Abstract

AbstractA variety of temperature thresholds for larvae, pupae, and adults of seven African species of carrion‐feeding blowflies (Diptera: Calliphoridae) was measured and compared to understand their basic thermal biology and the influence of temperature on their behaviour. Calliphora croceipalpis (Jaennicke) had consistently lower temperature thresholds than all other species tested for all larval (42.9 °C), pupal (16.6 °C), and adult (45.6 °C) stages. Larvae (50.1 °C) and adults (53.4 °C) of Chrysomya marginalis (Robineau‐Desvoidy) had higher upper lethal temperature thresholds than all other species and weighed more than all other species.

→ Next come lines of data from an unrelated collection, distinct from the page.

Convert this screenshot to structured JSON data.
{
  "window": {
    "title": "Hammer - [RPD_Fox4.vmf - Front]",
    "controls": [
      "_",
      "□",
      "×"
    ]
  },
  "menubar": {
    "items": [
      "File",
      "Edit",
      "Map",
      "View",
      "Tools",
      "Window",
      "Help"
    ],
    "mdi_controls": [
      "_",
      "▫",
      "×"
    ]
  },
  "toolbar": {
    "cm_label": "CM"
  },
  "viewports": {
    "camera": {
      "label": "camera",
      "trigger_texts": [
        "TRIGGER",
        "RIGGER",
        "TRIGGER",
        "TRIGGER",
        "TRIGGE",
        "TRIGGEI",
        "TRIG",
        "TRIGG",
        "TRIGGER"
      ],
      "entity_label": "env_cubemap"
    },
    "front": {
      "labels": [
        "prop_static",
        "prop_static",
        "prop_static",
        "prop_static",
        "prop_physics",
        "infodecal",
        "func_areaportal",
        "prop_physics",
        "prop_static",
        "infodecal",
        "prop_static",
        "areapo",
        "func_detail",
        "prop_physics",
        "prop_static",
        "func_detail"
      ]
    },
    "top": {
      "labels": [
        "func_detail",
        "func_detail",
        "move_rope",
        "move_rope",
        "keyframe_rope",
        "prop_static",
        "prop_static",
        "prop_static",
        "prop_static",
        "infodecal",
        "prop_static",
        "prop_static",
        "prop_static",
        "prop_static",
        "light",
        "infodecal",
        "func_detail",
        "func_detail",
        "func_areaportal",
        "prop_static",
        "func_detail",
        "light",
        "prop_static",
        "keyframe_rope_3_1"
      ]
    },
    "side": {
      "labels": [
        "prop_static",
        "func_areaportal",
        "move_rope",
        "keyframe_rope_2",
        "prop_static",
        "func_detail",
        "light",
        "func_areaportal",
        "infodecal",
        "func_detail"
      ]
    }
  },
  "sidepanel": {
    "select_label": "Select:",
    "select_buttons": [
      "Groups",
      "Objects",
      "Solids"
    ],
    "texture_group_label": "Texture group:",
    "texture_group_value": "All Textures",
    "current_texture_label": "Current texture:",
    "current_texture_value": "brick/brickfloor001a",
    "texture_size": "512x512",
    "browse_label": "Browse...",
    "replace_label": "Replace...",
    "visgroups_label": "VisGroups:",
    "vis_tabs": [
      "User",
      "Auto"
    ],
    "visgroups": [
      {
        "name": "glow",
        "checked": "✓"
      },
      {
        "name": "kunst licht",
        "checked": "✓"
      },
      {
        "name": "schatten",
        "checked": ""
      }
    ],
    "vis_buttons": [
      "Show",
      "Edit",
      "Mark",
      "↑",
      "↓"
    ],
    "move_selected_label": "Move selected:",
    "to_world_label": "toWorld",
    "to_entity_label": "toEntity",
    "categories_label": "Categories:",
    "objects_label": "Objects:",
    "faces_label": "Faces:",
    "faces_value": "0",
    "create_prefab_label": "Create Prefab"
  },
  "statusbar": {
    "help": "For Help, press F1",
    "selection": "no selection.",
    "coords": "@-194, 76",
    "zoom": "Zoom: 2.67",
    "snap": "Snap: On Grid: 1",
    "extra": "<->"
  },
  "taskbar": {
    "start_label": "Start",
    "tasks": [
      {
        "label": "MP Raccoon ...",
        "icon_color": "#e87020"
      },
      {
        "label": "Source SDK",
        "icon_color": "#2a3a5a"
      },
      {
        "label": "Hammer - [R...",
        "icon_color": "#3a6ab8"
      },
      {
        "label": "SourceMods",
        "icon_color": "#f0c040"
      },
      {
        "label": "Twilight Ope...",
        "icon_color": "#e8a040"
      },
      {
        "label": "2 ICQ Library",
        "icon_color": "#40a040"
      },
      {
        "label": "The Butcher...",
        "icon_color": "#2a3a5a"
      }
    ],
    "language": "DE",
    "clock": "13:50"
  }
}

Pupae and adults of both Chrysomya albiceps (Wiedemann) and Lucilia sericata (Meigen) had similar temperature thresholds, whereas Chrysomya putoria (Wiedemann), Chrysomya chloropyga (Wiedemann), and Chrysomya megacephala (Fabricius) had inconsistent rank temperature thresholds between the larval, pupal, and adult stages. With a few minor exceptions, the nervous activity, muscle activity, and death thresholds in female adult flies responded at higher temperatures than conspecific male flies for all species tested. Similarly, female adult flies weighed consistently more than conspecific male flies for all species tested, except Ca. croceipalpis. These data suggest that there is a phylogenetic component to the thermal biology of blowflies, because Ca. croceipalpis belongs to a primarily Holarctic genus and shows adaptation to that climate even though it inhabits Africa. Comparisons between these temperature thresholds and the distributions of blowfly species present on three rhinoceros carcasses suggest that blowfly larvae with high upper lethal temperature thresholds (particularly C. marginalis) dominate in interspecific competition on the carcass by raising the temperature of the amassed maggots above the thresholds of other carrion‐feeding blowflies, through metabolically generated heat.